The Plume of Feathers Inn, Princetown
A pub with a little too much attitude for our liking.
(Photos/words © urban75, May 2007)
The 30+ crew that made up our walking trip stayed in the Plume of Feathers, bedding down in the bunkhouse, the B&B or the camping area outside.
The pub is the heart of Princetown and dates back to 1785 when it was constructed to house workmen building Tor Royal, the estate of Sir Thomas Tyrwhitt.
The oldest building in Princetown, the pub was originally known as The Princes Arms, but its name changed to reflect the three ostrich feathers on the arms of the Prince of Wales.
The Good and Bad news
The good news is that the bar staff were friendly and courteous, the beer perfect and the food was excellent. No complaints there.
Our kitchen area in the bunkhouse was warm and accommodating - even if there was only one plug socket for the entire building - and the outside showers were clean and tidy.
The bad news is that we nearly had our stay ruined by the drunk and obnoxious landlady who spent most of Friday night loudly slagging off "our type."
Apparently she'd taken a look at this website and decided that we were all evil anarchists hell bent on corrupting the sheep of Dartmoor or something, and spent all ruddy night bellowing on about how 'subversive' and unpleasant we all supposedly were.
It was annoying, unprofessional and insulting.
Mind you, her outrage didn't extend to refusing the considerable sums of money we were spending in both accommodation costs and behind the bar.
If there was any outrage to be had, it was over the disgusting state of the accommodation.
Now we understand that the whole bunkhouse concept means that you can't expect luxury at the economy price, but it's reasonable to expect a basic but clean and safe place to bed down for the night.
The Plume of Feathers bunkhouse failed on both counts, offering bunk beds that looked dangerously close together, with ten beds rammed into the smallest of rooms.
With only one tiny window near the door and so little space to move, we can't imagine such a place passing basic health and safety regulations.
The front room was similarly packed, while we slept in a windowless room on the ground floor that came with its own patched up hole in the wall. There was also black mould on the wall next to my bed.
Looking closer, we found that most of the mattresses were in a disgusting state, some with black mould trapped inside their plastic covers, others with no cover at all and covered in filthy stains. Not nice to sleep on.
The flush handle on the single inside toilet for the 42-bed bunkhouse was broken and didn't look the most hygienic thing we'd ever seen, and there was a big hole in the wall covered over with brown packing tape.

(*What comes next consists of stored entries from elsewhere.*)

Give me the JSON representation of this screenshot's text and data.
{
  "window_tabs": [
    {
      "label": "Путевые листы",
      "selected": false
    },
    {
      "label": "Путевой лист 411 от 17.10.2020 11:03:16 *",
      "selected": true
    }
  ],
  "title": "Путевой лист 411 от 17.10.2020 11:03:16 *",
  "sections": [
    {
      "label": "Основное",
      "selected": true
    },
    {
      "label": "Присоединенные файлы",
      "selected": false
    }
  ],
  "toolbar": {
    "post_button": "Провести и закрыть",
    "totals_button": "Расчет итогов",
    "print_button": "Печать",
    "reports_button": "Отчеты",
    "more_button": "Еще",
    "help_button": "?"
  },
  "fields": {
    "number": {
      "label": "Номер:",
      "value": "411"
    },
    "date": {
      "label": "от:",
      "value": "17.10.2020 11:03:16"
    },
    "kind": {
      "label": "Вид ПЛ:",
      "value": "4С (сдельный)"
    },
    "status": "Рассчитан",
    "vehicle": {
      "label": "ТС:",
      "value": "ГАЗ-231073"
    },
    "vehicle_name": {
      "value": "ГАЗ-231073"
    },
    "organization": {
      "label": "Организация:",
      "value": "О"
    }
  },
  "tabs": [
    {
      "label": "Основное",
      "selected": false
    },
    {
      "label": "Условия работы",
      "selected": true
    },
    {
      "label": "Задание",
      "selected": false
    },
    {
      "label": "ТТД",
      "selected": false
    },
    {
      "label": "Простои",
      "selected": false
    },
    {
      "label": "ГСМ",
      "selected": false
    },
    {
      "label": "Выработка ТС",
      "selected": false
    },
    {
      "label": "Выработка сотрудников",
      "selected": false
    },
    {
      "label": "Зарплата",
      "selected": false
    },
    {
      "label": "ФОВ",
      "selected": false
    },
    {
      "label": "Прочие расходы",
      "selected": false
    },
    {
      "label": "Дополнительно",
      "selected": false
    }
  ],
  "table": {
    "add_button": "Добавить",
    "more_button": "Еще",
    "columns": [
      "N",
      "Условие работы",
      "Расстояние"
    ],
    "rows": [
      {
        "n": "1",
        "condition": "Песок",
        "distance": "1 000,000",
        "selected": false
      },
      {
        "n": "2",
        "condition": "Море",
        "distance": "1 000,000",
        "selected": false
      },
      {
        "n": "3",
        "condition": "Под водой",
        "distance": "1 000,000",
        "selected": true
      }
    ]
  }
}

The cubicle in the men's pub toilet downstairs was similarly unpleasant, with a broken toilet roll holder and brown smears along the wall and door.

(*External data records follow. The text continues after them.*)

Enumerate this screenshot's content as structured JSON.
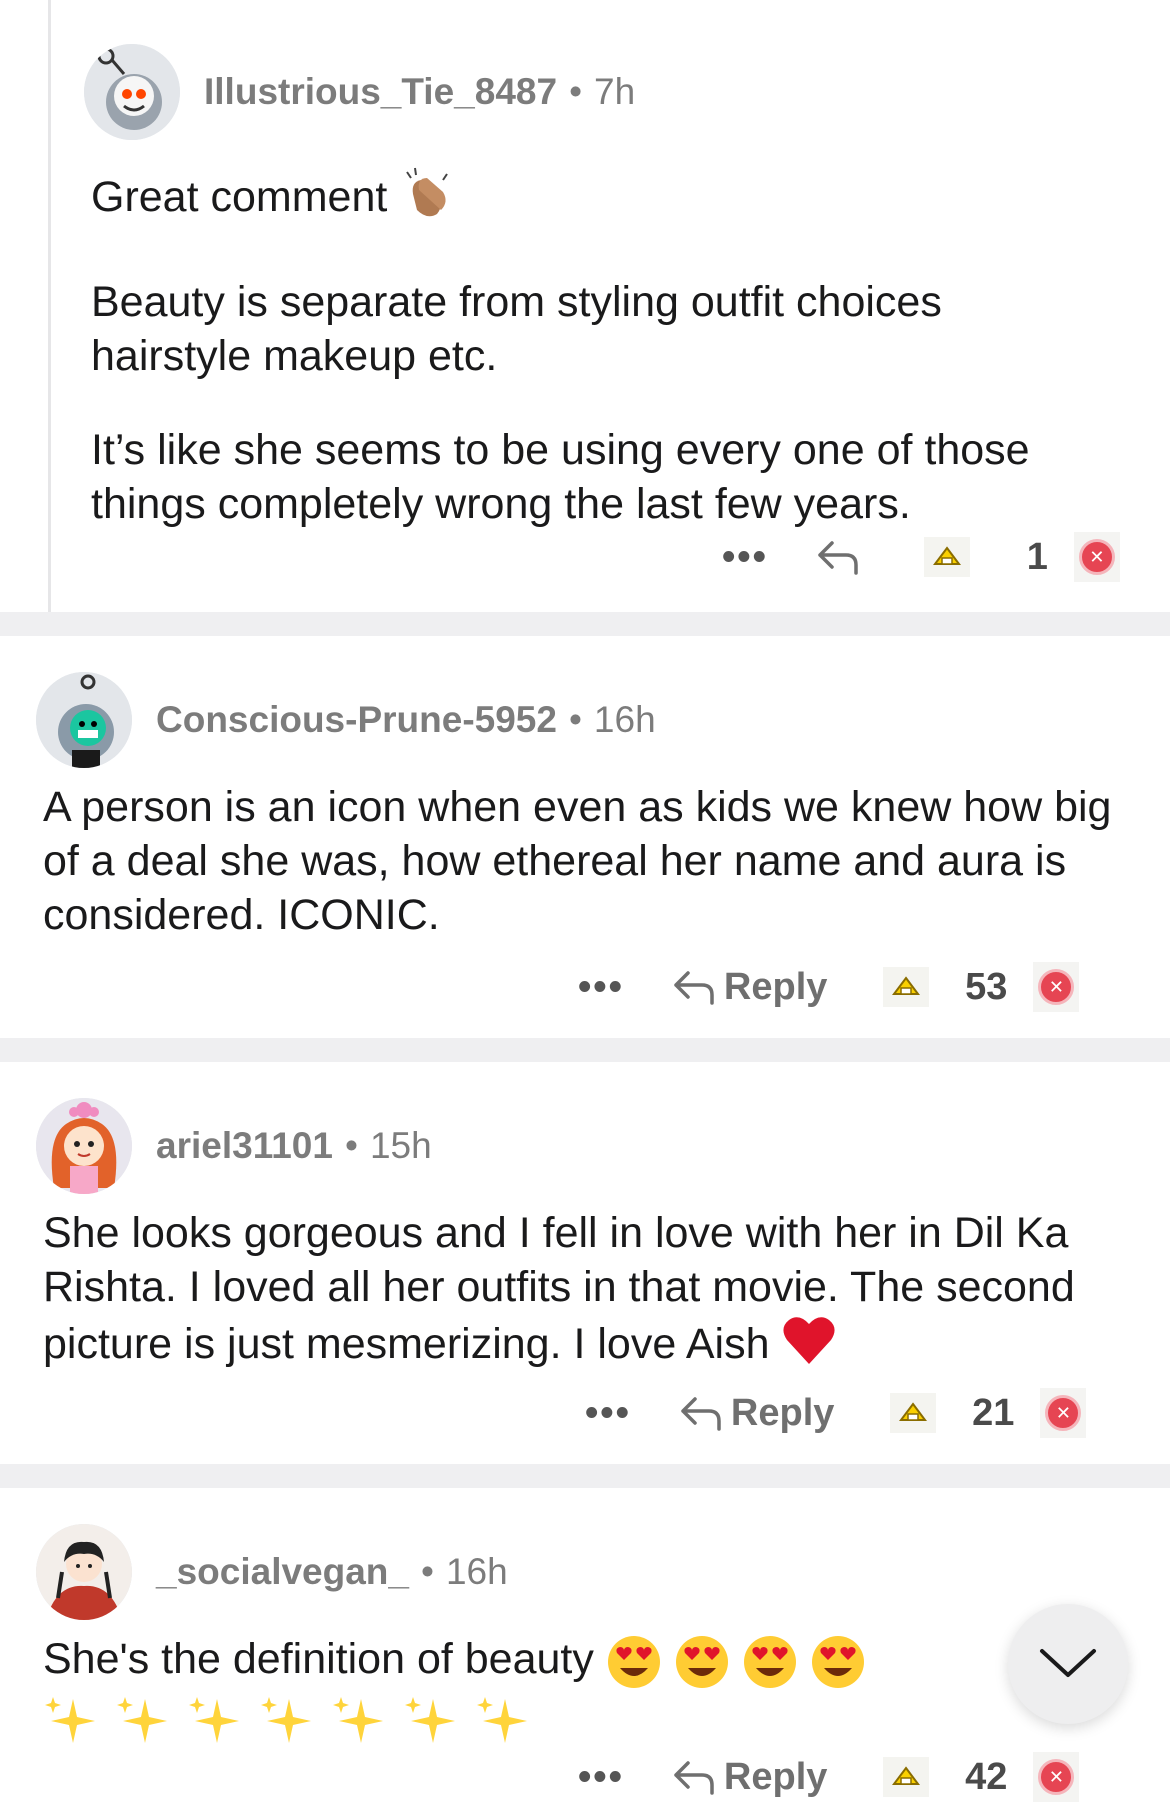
{
  "comments": [
    {
      "username": "Illustrious_Tie_8487",
      "time": "7h",
      "paragraphs": [
        "Great comment",
        "Beauty is separate from styling outfit choices hairstyle makeup etc.",
        "It’s like she seems to be using every one of those things completely wrong the last few years."
      ],
      "reply_label": "",
      "votes": "1"
    },
    {
      "username": "Conscious-Prune-5952",
      "time": "16h",
      "paragraphs": [
        "A person is an icon when even as kids we knew how big of a deal she was, how ethereal her name and aura is considered. ICONIC."
      ],
      "reply_label": "Reply",
      "votes": "53"
    },
    {
      "username": "ariel31101",
      "time": "15h",
      "paragraphs": [
        "She looks gorgeous and I fell in love with her in Dil Ka Rishta. I loved all her outfits in that movie. The second picture is just mesmerizing. I love Aish"
      ],
      "reply_label": "Reply",
      "votes": "21"
    },
    {
      "username": "_socialvegan_",
      "time": "16h",
      "paragraphs": [
        "She's the definition of beauty"
      ],
      "reply_label": "Reply",
      "votes": "42"
    }
  ],
  "separator": "•",
  "more_label": "•••",
  "colors": {
    "downvote": "#e64553",
    "separator_bg": "#efeff1",
    "meta_text": "#7c7c7c"
  }
}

Some of our party had decided to shell out £70 a night for the B&B rooms, but one couple weren't impressed with their room in the Railway Inn opposite (owned by the same people), describing their accommodation as "a dingy hovel" with a grubby carpet, bathrooms covered in mould and floorboards missing in places.
Another two from our party left after just one night upon discovering dog hair in their beds and being kept awake until 2 in the morning by loud music from the bar downstairs. See full review (TripAdvisor)
Curiously enough, when we left at the end of the weekend, the landlady told one of our party that it had been "wonderful to meet us all."